During mid-March, Mr. B came to see me for a “cold,” as he had several times before. Finding a benign exam, I explained social distancing and asked Mr. B to speak with his girlfriend on the phone rather than visiting due to the COVID-19 epidemic. He went anyway, and called me a few days later to report a cough.
Things started to worsen the following week, just as the COVID-19 pandemic began to spread in New York. Mr. B developed a fever. Considering the possibility his cold had developed into community acquired pneumonia, I treated him with antibiotics, which quelled the fever for a few days. We did telehealth visits, with the assistance of Mr. B’s tech-savvy daughter.
As the likelihood Mr. B had COVID-19 grew with each telehealth visit, I spoke with Mr. B and his family about potential hospitalization if his symptoms worsened.
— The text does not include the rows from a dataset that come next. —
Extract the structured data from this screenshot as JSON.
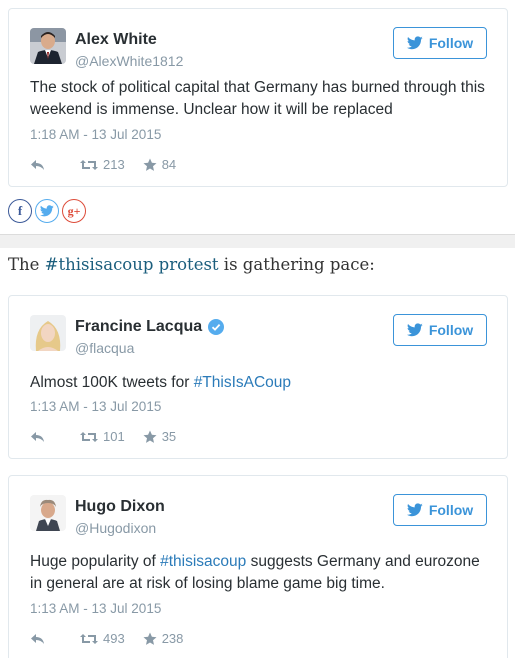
{
  "tweets": [
    {
      "name": "Alex White",
      "handle": "@AlexWhite1812",
      "follow_label": "Follow",
      "text_parts": [
        "The stock of political capital that Germany has burned through this weekend is immense. Unclear how it will be replaced"
      ],
      "time": "1:18 AM - 13 Jul 2015",
      "retweets": "213",
      "favorites": "84",
      "verified": false
    },
    {
      "name": "Francine Lacqua",
      "handle": "@flacqua",
      "follow_label": "Follow",
      "text_parts": [
        "Almost 100K tweets for ",
        "#ThisIsACoup"
      ],
      "time": "1:13 AM - 13 Jul 2015",
      "retweets": "101",
      "favorites": "35",
      "verified": true
    },
    {
      "name": "Hugo Dixon",
      "handle": "@Hugodixon",
      "follow_label": "Follow",
      "text_parts": [
        "Huge popularity of ",
        "#thisisacoup",
        " suggests Germany and eurozone in general are at risk of losing blame game big time."
      ],
      "time": "1:13 AM - 13 Jul 2015",
      "retweets": "493",
      "favorites": "238",
      "verified": false
    }
  ],
  "share": {
    "facebook": "f",
    "twitter": "twitter-bird-icon",
    "googleplus": "g+"
  },
  "lead": {
    "before": "The ",
    "link": "#thisisacoup protest",
    "after": " is gathering pace:"
  },
  "colors": {
    "link": "#2b7bb9",
    "follow": "#3b94d9",
    "muted": "#8899a6",
    "verified": "#55acee"
  }
}
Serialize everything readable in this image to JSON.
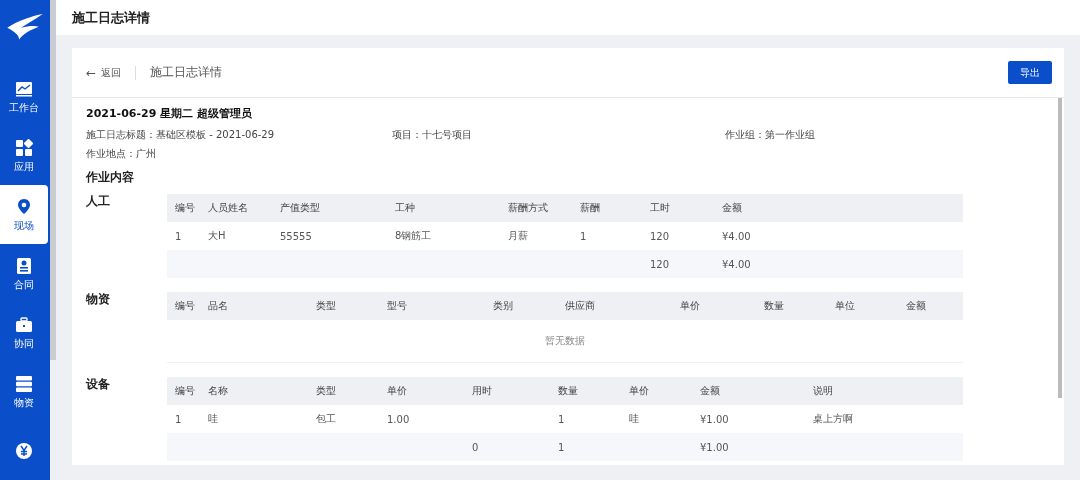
{
  "top_bar": {
    "title": "施工日志详情"
  },
  "sidebar": {
    "items": [
      {
        "label": "工作台",
        "selected": false
      },
      {
        "label": "应用",
        "selected": false
      },
      {
        "label": "现场",
        "selected": true
      },
      {
        "label": "合同",
        "selected": false
      },
      {
        "label": "协同",
        "selected": false
      },
      {
        "label": "物资",
        "selected": false
      },
      {
        "selected": false
      }
    ]
  },
  "card": {
    "back_arrow": "←",
    "back_link": "返回",
    "title": "施工日志详情",
    "export_button": "导出",
    "heading": "2021-06-29 星期二 超级管理员",
    "fields": [
      {
        "label": "施工日志标题：",
        "value": "基础区模板 - 2021-06-29"
      },
      {
        "label": "项目：",
        "value": "十七号项目"
      },
      {
        "label": "作业组：",
        "value": "第一作业组"
      },
      {
        "label": "作业地点：",
        "value": "广州"
      }
    ],
    "section_title": "作业内容",
    "sections": [
      {
        "title": "人工",
        "columns": [
          "编号",
          "人员姓名",
          "产值类型",
          "工种",
          "薪酬方式",
          "薪酬",
          "工时",
          "金额"
        ],
        "rows": [
          [
            "1",
            "大H",
            "55555",
            "8钢筋工",
            "月薪",
            "1",
            "120",
            "¥4.00"
          ],
          [
            null,
            null,
            null,
            null,
            null,
            null,
            "120",
            "¥4.00"
          ]
        ]
      },
      {
        "title": "物资",
        "columns": [
          "编号",
          "品名",
          "类型",
          "型号",
          "类别",
          "供应商",
          "单价",
          "数量",
          "单位",
          "金额"
        ],
        "empty_text": "暂无数据"
      },
      {
        "title": "设备",
        "columns": [
          "编号",
          "名称",
          "类型",
          "单价",
          "用时",
          "数量",
          "单价",
          "金额",
          "说明"
        ],
        "rows": [
          [
            "1",
            "哇",
            "包工",
            "1.00",
            null,
            "1",
            "哇",
            "¥1.00",
            "桌上方啊"
          ],
          [
            null,
            null,
            null,
            null,
            "0",
            "1",
            null,
            "¥1.00",
            null
          ]
        ]
      }
    ]
  }
}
Discussing goals of care via telehealth was not something I was accustomed to as a primary care provider, but thankfully, Mr. B and his family were all on the same page. Mr. B wanted to be comfortable and to remain in his home. I brought up the idea of home hospice, as his probable COVID-19 might or might not be a life-limiting condition depending on the trajectory of the illness. Mr. B and his daughter were initially skeptical, but quickly warmed to the idea. Things progressed quickly. Papers were signed, and home nurses arrived the next day, just as Mr. B began to require oxygen and experience delirium. Again I raised the possibility of hospitalization, and again, the family resolutely declined. Two days later, his daughter, a former nurse, let me know his oxygen level was 72%. We focused on comfort and worked with the home hospice team. He died the following day, in his home.
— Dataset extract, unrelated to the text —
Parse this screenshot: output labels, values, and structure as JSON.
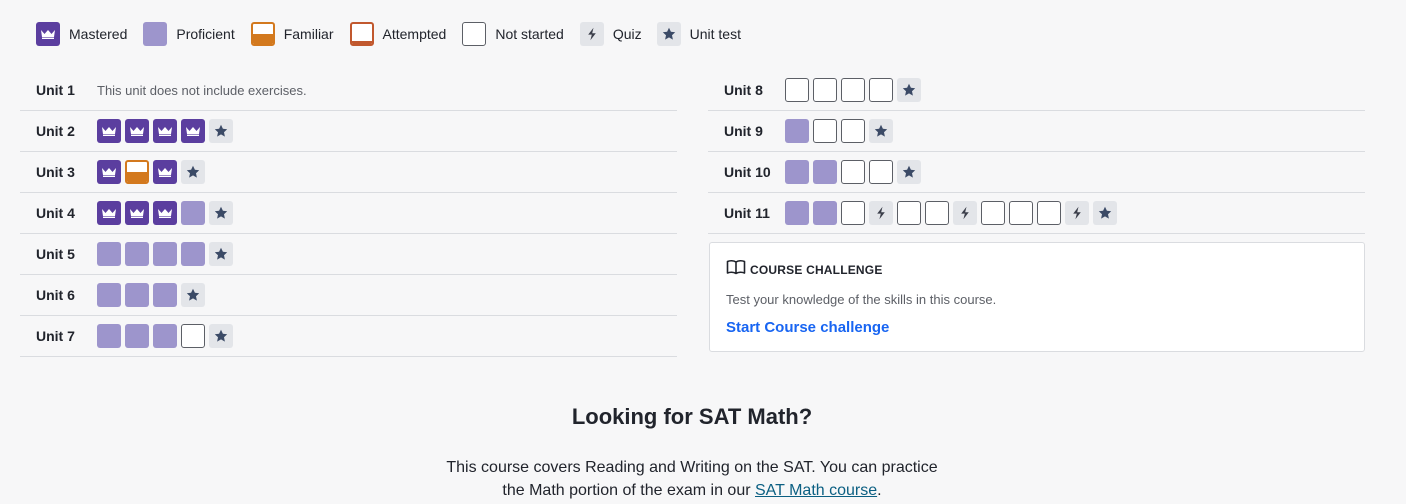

Faced with the potential of hospitalization for a severe infection with a high pre-test probability of mechanical ventilation, a patient and his family chose home hospice...Tough conversations avoided an unwanted hospitalization, and likely, an ICU stay for mechanical ventilation.
As his primary care physician of four years, I will treasure our relationship. I miss Mr. B already. Reflecting on his end-of-life care, I take solace that Mr. B died as per his wishes in home hospice. In the midst of a global pandemic, with shortages of equipment and projected rationing of ventilators, the case seems revealing. Faced with the potential of hospitalization for a severe infection with a high pre-test probability of mechanical ventilation, a patient and his family chose home hospice. Services were set up quickly, and the patient died in line with his wishes. Tough conversations avoided an unwanted hospitalization, and likely, an ICU stay for mechanical ventilation. How many of these conversations, prior to or early on in the disease trajectory, might avoid this outcome for patients of a similar mind? As primary care physicians are redeployed to hospital care and in some cases ill themselves, who will have these conversations? How can we approach these conversations optimally and convey much needed empathy and support given the limitations of telehealth, when our training and experience has emphasized in-person conversations around goals of care? How can we encourage accessibility to telehealth for the isolated, elderly, and ill who may need these services the most? How can we preserve the patient-physician relationship as a scarce resource in this pandemic?